Thursday, March 22, 2012

And So We Begin.

New Jersey is my muse.  In some sick sadistic fashion whenever I leave I always want to come back.  Similar to the idea of returning to the scene of a crime, this state is my addiction.  There's a certain appeal connected to a town I live in called Voorhees.  Is it the soft rolls of the double o's and e's, or maybe the similarity with horror classic icon Jason Voorhees of Friday The 13th?  In actuality, neither.  It's odd since the only real connections I have here are my discoveries of marijuana, skateboarding, and pornography.  There's no appeal about it other than being the epicenter of the epicenter of another cultural revolution, or shall I say downfall.
Jersey blew up on the map via MTV's so-called reality TV show The Jersey Shore, which portrays douche-bag guidos and guidettes basking in the limelight of reoccuring drunken friday night drama.
It's to my generation I show pity upon for their unnecessary relation to such bland "superstars," for stupidity adorned a new wardrobe.
Some may blame the downfall of society on an albino cum guzzling rap artist making dick and fart jokes, but the steady decline inched closer as moral decay started to show it's yellow, stained and chipped teeth on the 6 o'clock news.
Life altering events became shadows in the backdrop of celebrity gossip as we adapted those details into our lives.  We then craved the drama of television to stop being a vicarious stooge and become one with our existence.  The keyword to a healthy relationship: Drama.
Text messaging leapt up into the mouths of babes and tapped 6 6 6 in our soul.  We became a Helen Keller clan, with the sight thing going good for them of course.  But there is no tounge in the mouth of society anymore, only an empty dial tone that died out somewhere between 9/11 and Katrina.

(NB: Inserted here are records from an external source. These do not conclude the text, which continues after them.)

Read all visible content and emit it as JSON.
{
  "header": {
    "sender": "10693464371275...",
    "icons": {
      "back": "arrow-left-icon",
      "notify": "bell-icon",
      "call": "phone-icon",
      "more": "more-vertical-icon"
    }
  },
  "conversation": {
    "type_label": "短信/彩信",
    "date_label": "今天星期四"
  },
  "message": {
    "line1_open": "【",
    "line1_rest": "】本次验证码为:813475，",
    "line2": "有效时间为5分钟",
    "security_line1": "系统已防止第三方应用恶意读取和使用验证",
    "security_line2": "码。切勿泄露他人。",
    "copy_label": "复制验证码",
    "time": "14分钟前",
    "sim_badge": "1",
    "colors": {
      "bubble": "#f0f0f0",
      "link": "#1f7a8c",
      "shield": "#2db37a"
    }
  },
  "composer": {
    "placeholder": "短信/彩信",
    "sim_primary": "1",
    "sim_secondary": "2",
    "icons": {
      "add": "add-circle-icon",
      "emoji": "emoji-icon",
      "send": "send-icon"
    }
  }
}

These chain reactions set true the marching orders across the land.
Perhaps the last remaining domino that set everything into effect for the past 10+ years fell with the debut of reality television.  The necessity of seeing not doing, wishing but not attaining, lying down and letting life's evil dick penetrate the empty, cavernous steeple called a skull until the black carriage we all fear and loom at all hours eventually arrives.  I could be wrong, but nonetheless the evidence speaks for itself.
This state of Jersey has an inability to climax with others, yet sprouts a hefty erection admiring all its' fine qualities in the mirror.
As Jerseyians we've all indoctrinated a sort of false set of appeasement and happiness.
Well Mother, happiness is a warm gun, and I do have quite a smile on my face.